Itochu will invest approximately 90 billion yen to open six facilities by 2019 in the Tokyo area. The first will be in Misato, Saitama Prefecture, in July, followed by Chiba city in the fall. Itochu will add four more locations in Tokyo and Chiba Prefecture in 2018 and 2019. The facilities' total floor area will range from 10,000 to 130,000 sq. meters and house several tenants.
From April 2015 to March 2017, Itochu brought online five facilities in the greater Tokyo and Osaka regions. Itochu is ratcheting up investment as it sees Japan as lacking modern, large-scale warehouse facilities.
Mitsubishi will open five centers in the Kanto region this year and next. By May 2018, the company will complete construction of a 49,000-sq.-meter addition to an existing facility in Kawasaki, which is currently occupied by Amazon. The addition will double the facility's size. Mitsubishi will also complete facilities in Zama, Kanagawa Prefecture, and in Ichikawa, Chiba Prefecture. The total cost of the five projects will be 41 billion yen.

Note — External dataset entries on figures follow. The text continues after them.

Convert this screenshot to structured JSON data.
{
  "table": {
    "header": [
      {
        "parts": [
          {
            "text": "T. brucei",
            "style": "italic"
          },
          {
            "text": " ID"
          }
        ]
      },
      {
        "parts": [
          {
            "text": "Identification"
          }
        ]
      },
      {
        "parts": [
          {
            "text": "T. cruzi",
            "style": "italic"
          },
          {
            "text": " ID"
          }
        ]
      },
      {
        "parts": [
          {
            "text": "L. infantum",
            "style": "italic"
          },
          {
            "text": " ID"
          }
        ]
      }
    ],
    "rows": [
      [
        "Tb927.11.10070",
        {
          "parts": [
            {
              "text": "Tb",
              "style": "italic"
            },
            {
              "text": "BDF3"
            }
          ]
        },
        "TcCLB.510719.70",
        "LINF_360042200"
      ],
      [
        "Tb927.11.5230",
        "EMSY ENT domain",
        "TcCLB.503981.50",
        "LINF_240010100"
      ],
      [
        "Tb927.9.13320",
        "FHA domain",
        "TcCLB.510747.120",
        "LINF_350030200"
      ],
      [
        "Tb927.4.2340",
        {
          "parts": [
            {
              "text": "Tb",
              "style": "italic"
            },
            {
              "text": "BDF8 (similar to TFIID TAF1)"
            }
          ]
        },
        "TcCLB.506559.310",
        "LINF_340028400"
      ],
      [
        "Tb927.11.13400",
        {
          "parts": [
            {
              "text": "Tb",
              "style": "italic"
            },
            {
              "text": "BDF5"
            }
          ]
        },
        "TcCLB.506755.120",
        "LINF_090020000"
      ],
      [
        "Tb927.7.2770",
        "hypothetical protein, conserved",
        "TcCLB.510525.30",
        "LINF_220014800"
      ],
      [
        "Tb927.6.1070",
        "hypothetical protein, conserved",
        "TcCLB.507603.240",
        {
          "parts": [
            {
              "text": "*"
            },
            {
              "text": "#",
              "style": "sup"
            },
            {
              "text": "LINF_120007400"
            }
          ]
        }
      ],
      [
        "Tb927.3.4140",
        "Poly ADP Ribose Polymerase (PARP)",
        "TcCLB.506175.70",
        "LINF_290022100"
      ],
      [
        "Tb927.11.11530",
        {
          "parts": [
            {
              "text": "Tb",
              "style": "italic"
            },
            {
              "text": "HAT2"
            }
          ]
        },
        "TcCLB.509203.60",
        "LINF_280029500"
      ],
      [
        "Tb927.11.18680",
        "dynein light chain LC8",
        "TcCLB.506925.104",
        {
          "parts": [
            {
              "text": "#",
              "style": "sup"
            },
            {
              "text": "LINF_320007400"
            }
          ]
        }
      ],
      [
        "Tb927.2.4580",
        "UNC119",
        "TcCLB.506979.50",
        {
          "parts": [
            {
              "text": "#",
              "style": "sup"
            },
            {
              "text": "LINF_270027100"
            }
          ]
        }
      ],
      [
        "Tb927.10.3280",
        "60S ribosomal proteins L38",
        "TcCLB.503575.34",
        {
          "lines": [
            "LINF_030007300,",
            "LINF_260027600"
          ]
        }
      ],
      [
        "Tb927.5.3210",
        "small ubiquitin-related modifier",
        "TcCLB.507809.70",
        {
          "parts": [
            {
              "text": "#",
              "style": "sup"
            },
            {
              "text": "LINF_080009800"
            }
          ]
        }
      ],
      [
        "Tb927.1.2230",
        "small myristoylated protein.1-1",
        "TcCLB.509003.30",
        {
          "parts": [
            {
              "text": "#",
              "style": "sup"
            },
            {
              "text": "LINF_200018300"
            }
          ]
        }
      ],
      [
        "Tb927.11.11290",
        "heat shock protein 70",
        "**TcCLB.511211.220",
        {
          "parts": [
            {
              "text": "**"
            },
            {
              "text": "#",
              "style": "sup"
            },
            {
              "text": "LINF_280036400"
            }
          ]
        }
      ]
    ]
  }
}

Mitsubishi has already developed and sold eight centers. Including the five planned facilities, the investment in all 13 locations will be just under 130 billion yen.
Sumitomo will open three centers in Osaka, Yokohama and Kanagawa Prefecture's Sagamihara at a total cost of about 50 billion yen, bringing the total number of facilities to seven.
Labor shortages at delivery and packaging centers are acute in the logistics industry. The trading houses is trying to make it easier for e-commerce companies and others to recruit workers by creating a suitable business environment.
Itochu will also build business offices for trucking companies in its Chiba city facility to reduce waiting times for drivers. Sumitomo's facility will have high-illumination lighting and use a material for the outer walls that maintains constant inside temperatures.
On average, 1.02 million sq. meters of large distribution facility will be built in the greater Tokyo area each year from 2017 to 2020, according to real estate company Jones Lang LaSalle. That is an increase of about 80% over the average from 2006 to 2015.
Competition is increasing as foreign rivals also enter the market. Japan's trading houses are flexing their muscles to encourage retailers and food companies within their groups to rent their space and are supplying materials like cardboard used in storerooms.